In [3]:
# Build an Attention Neural Network using PyTorch
import torch
import torch.nn as nn
import torch.nn.functional as F
import numpy as np
import math

In [18]:
class AttentionNeuralNet(nn.Module):
  def __init__(self, d_model, num_heads):
    super().__init__()
    self.d_model = d_model    # embedding dimension (e.g., 512)
    self.num_heads = num_heads  # number of attention heads (e.g., 8)
    self.head_dim = d_model // num_heads  # dimension per head (e.g., 64)

    # Create the Q, K, V projection layers
    self.q_proj = nn.Linear(d_model, d_model)
    self.k_proj = nn.Linear(d_model, d_model)
    self.v_proj = nn.Linear(d_model, d_model)

    # Final output projection
    self.out_proj = nn.Linear(d_model, d_model)
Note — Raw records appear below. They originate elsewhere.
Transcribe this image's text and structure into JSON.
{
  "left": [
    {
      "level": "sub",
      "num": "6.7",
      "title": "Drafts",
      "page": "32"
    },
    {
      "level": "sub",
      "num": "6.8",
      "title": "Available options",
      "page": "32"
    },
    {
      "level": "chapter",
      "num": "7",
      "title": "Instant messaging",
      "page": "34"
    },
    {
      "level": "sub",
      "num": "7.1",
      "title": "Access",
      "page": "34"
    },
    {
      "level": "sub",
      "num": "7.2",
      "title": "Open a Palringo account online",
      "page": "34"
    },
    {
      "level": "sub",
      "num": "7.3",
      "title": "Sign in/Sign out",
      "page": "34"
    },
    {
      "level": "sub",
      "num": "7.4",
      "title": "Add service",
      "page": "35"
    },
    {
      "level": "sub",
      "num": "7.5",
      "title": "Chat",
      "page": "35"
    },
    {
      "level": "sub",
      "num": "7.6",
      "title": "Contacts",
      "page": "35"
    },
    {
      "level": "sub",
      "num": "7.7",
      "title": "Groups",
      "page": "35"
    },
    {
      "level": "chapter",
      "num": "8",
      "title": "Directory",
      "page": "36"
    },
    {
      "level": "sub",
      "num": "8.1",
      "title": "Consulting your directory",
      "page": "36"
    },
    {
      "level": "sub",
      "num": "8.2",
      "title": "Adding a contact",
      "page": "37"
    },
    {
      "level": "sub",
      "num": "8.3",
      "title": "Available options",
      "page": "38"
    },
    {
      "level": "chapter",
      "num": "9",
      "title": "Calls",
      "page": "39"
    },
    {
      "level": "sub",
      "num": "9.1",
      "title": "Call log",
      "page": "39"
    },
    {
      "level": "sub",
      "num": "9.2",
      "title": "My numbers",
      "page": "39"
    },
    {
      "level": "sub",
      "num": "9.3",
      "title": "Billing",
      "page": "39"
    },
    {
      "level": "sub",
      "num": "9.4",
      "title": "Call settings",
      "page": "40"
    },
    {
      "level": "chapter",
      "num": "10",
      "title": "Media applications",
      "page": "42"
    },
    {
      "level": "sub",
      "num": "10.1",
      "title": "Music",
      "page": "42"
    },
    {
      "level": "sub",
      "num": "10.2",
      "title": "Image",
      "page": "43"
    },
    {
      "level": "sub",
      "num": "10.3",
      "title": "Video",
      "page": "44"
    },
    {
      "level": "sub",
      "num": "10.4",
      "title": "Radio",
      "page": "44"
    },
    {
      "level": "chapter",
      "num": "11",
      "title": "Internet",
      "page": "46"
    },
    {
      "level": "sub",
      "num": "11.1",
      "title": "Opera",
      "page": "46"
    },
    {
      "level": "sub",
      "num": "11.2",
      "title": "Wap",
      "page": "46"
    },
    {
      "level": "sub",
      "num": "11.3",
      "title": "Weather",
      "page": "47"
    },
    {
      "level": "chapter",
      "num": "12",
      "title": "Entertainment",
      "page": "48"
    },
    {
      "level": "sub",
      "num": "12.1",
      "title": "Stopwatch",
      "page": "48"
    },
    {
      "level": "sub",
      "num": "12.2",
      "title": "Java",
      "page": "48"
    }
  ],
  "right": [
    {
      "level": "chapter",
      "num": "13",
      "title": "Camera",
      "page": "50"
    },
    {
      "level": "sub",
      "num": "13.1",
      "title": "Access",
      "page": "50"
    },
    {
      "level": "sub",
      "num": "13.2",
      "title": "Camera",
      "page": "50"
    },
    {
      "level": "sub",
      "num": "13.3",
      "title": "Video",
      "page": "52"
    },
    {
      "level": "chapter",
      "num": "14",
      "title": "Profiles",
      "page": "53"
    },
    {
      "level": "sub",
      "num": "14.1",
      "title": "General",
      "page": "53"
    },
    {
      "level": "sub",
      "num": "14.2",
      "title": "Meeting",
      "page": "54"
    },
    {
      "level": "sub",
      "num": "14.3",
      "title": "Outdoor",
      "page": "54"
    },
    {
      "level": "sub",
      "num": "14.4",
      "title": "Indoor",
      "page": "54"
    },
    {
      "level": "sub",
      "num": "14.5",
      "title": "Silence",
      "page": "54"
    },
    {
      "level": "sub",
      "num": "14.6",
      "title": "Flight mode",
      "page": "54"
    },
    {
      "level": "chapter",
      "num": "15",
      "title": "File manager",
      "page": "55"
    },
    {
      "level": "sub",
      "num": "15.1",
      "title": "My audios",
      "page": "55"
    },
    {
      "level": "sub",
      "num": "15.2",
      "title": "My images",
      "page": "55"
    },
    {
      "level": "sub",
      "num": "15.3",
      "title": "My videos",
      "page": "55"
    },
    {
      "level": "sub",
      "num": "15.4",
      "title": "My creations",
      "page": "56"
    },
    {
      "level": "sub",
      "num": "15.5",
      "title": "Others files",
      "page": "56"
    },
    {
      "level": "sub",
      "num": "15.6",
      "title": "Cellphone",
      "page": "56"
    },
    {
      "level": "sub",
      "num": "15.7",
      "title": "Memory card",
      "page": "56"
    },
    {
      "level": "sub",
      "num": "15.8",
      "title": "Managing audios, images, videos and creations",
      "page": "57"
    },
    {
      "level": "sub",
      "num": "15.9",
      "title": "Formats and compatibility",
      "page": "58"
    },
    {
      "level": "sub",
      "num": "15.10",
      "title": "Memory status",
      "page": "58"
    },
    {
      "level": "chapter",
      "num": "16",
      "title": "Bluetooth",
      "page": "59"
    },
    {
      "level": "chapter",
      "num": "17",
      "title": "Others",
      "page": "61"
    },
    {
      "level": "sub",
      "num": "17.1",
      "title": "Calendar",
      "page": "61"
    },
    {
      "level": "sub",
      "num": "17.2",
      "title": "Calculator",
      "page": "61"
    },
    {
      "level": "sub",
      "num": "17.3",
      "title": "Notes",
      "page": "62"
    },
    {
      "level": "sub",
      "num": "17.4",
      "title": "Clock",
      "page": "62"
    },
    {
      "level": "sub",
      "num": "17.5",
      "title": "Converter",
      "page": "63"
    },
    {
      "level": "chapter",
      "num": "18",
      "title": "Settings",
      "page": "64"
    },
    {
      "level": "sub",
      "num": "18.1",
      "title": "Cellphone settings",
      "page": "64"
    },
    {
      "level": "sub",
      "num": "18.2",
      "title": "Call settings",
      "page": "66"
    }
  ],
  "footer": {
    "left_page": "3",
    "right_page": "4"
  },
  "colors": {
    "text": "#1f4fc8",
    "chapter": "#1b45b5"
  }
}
  # scaled dot product attention
  def attention(self, Q, K, V):
    """
    Q, K, V are expected to be of shape:
      [batch_size, seq_len, d_k]
    or possibly
      [batch_size, num_heads, seq_len, d_k]
    if you’re already doing multi-head splitting.
    """
    d_k = K.shape[-1]
    scores = Q @ K.transpose(-2, -1)
    scores = scores / math.sqrt(d_k)
    attention_weights = F.softmax(scores, dim=-1)
    output = attention_weights @ V

    return output, attention_weights

  def reshape_attention(self, output, attention_weights, batch_size, seq_len, d_model):
    # re-order dimensions back to original
    output = torch.permute(output, (0, 2, 1, 3))
    # reshape the dimensions to "combine" the attention heads outputs
    output = output.reshape(batch_size, seq_len, d_model)
    # attention_weights has shape [batch_size, num_heads, seq_len, seq_len]
    # Average across the heads dimension (dim=1)
    attention_weights = attention_weights.mean(dim=1)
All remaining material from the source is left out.